VOResource 1.1 and i18n

Thu Aug 4 11:20:44 CEST 2016

Dear colleagues,

A while ago, I had asked for feedback about languages and scripts in
VOResource:

On Wed, Jul 20, 2016 at 04:36:11PM +0200, Markus Demleitner wrote:
> My current plan for VOResource 1.1 is:
> 
> (1) essentially codify the status quo ("natural-language content is
> expected in English"; suggestions for what to say about
> transliteration are welcome).  As long as we have strong cultural
> biases, let's at least be honest about them.
> 
> (2) say that registry extensions (the edu IG will want this) may use
> the xml:lang mechanism from the XML spec, but the elements then have
> to be repeatable, and a version without xml:lang and English content
> should always be provided (that's going to be a tough nut for
> RegTAP, I suppose).

Since there has been no feedback so far, I have gone ahead and added
a section (in volute rev. 3498) saying this much:

  \subsubsection{Language and Transliteration}

  Several VOResource elements contain natural language (e.g.,
  \xmlel{description}, \xmlel{title}, \xmlel{subject}).  In order to
  ensure reliable discovery, in core VOResource, these elements must
  contain English text, with US spelling strongly preferred; technically,
  an \xmlel{xml:lang} value of \texttt{en-US} is implied.

  Registry extensions may allow \xmlel{xml:lang} attributes on elements.
  If they do, such elements must be repeatable, and an element without
  \xmlel{xml:lang} (and hence, \texttt{en-US} implied) should be required
  for global discoverability.  The requirements on \xmlel{xml:lang} from
  the XML specification \citep{std:XML} apply.  Additionally, in
  VOResource documents RFC 3066 language identifiers must be written in
  lowercase.

  Several VOResource elements contain names.  Again, for reliable global
  discoverability, such names must be given in (common) English
  transliteration where their original form uses non-Latin scripts.
  Latin letters with diacritics should also be transliterated.

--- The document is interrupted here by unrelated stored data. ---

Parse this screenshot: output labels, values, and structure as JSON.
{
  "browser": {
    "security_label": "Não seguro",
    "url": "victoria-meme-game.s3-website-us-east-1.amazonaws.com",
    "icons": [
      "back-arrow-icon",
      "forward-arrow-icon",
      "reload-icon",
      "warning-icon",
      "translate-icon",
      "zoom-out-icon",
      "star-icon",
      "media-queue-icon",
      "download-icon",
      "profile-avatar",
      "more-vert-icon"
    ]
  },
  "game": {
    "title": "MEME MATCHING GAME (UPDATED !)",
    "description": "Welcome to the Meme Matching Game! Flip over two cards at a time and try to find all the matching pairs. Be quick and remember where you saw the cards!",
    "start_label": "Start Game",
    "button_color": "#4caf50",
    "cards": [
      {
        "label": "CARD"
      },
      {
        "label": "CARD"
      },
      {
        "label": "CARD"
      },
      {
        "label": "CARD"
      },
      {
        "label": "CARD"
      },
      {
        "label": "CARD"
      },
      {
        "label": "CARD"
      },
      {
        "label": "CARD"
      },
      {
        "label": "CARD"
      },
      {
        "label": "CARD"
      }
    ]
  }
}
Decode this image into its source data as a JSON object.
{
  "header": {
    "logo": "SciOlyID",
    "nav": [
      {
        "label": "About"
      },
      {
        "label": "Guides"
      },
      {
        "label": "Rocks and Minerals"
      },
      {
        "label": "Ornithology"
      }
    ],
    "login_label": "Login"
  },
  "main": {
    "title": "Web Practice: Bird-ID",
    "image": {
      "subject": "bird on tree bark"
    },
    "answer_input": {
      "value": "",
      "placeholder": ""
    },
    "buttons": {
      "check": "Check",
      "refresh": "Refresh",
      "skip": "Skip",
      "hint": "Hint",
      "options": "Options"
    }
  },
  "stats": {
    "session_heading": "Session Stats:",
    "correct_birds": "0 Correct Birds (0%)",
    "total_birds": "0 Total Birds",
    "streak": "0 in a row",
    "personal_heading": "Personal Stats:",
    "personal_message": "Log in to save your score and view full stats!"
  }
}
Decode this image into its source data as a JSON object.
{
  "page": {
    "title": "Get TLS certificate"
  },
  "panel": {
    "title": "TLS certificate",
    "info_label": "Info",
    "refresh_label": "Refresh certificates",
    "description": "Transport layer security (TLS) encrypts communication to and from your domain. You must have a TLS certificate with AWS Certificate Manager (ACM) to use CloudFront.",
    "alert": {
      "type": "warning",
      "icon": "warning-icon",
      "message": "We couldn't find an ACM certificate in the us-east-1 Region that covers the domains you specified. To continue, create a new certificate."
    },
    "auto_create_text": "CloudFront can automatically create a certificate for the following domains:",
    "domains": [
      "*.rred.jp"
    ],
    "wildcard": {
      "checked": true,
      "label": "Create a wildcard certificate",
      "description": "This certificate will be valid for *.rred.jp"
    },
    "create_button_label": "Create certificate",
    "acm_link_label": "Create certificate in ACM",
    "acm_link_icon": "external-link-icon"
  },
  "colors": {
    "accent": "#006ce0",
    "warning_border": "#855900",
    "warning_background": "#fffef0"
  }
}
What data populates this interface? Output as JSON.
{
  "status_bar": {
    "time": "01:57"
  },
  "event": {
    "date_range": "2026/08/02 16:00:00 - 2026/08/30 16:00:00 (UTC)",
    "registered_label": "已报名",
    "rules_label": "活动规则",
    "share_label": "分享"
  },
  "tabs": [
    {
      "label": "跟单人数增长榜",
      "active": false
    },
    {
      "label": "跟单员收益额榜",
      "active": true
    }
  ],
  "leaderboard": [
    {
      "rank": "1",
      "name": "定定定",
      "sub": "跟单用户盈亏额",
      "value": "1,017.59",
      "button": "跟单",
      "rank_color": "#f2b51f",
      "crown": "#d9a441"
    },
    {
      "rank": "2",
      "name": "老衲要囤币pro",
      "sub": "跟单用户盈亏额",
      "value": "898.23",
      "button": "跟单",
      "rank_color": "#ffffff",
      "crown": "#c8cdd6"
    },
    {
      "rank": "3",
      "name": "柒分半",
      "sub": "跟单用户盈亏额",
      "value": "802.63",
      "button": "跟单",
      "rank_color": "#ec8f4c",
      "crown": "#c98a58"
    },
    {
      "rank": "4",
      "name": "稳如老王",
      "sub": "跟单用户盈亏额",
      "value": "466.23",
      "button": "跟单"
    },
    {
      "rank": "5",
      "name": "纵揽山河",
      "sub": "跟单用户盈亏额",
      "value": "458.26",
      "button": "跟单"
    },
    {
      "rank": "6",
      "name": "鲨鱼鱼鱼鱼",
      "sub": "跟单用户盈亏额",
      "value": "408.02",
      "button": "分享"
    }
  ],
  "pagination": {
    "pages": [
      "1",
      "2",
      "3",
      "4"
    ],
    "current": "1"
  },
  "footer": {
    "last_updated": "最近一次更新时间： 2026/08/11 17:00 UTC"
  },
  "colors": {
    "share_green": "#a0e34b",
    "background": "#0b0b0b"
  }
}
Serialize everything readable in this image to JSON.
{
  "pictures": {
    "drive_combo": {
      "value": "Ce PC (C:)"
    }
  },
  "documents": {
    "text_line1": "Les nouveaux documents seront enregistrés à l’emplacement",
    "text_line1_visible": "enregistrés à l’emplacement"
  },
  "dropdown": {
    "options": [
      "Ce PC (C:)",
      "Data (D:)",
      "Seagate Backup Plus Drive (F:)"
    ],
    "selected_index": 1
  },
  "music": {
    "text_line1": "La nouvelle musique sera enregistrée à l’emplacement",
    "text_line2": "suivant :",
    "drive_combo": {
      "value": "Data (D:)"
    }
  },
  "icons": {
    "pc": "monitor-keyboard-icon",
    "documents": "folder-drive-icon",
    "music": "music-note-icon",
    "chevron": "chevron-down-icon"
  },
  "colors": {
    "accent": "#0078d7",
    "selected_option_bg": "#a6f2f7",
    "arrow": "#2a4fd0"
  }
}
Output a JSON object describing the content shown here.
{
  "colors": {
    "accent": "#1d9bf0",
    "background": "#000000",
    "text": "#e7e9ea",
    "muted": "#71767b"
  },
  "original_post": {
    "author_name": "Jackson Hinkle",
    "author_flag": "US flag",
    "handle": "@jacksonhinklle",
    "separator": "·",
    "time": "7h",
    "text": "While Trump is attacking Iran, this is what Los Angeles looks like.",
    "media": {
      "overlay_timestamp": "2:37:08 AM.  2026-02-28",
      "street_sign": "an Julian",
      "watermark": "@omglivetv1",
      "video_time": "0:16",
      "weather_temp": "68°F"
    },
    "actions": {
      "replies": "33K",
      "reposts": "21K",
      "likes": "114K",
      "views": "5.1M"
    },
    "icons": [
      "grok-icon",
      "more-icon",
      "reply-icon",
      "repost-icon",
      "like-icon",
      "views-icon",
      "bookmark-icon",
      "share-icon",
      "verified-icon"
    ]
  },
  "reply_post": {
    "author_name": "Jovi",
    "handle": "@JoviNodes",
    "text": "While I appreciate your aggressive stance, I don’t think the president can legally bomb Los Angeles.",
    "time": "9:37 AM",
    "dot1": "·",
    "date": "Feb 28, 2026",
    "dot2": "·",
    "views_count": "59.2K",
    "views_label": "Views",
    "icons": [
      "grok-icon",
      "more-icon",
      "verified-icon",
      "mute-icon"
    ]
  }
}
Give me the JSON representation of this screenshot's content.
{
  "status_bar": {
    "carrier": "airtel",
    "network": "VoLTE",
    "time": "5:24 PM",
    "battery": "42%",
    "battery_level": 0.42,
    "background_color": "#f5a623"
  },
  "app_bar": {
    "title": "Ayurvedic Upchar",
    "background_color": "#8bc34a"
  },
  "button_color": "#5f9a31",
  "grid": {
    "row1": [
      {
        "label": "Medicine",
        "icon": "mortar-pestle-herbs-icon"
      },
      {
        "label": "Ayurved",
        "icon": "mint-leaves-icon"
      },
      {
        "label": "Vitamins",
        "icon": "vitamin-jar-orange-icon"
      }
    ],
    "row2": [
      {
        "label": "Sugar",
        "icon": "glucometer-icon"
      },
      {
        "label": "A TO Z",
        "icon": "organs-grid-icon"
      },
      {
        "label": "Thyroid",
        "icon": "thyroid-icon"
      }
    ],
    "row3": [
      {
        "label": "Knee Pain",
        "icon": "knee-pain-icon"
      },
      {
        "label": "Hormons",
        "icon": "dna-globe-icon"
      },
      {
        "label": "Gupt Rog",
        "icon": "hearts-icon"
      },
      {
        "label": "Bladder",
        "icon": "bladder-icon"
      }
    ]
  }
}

I feel a bit bad about codifying this amount of cultural bias, but
I'm convinced that for reliable discovery, we'll have to say
something pretty close to that.

In particular on the question of names, I'm really uncertain, though.
It seems patently wrong to me to have no place for names in, say,
Cyrillic or Chinese or Japanese scripts.  At least for elements with
an explicit name element (creator, contributor, contact), it would
not be hard to add an additional element (perhaps originalName?) that
could legally contain non-latin letters.  I'd be happy to introduce
them if people asked for them and would volunteer to put out records
using them.

Any takers?

       -- Markus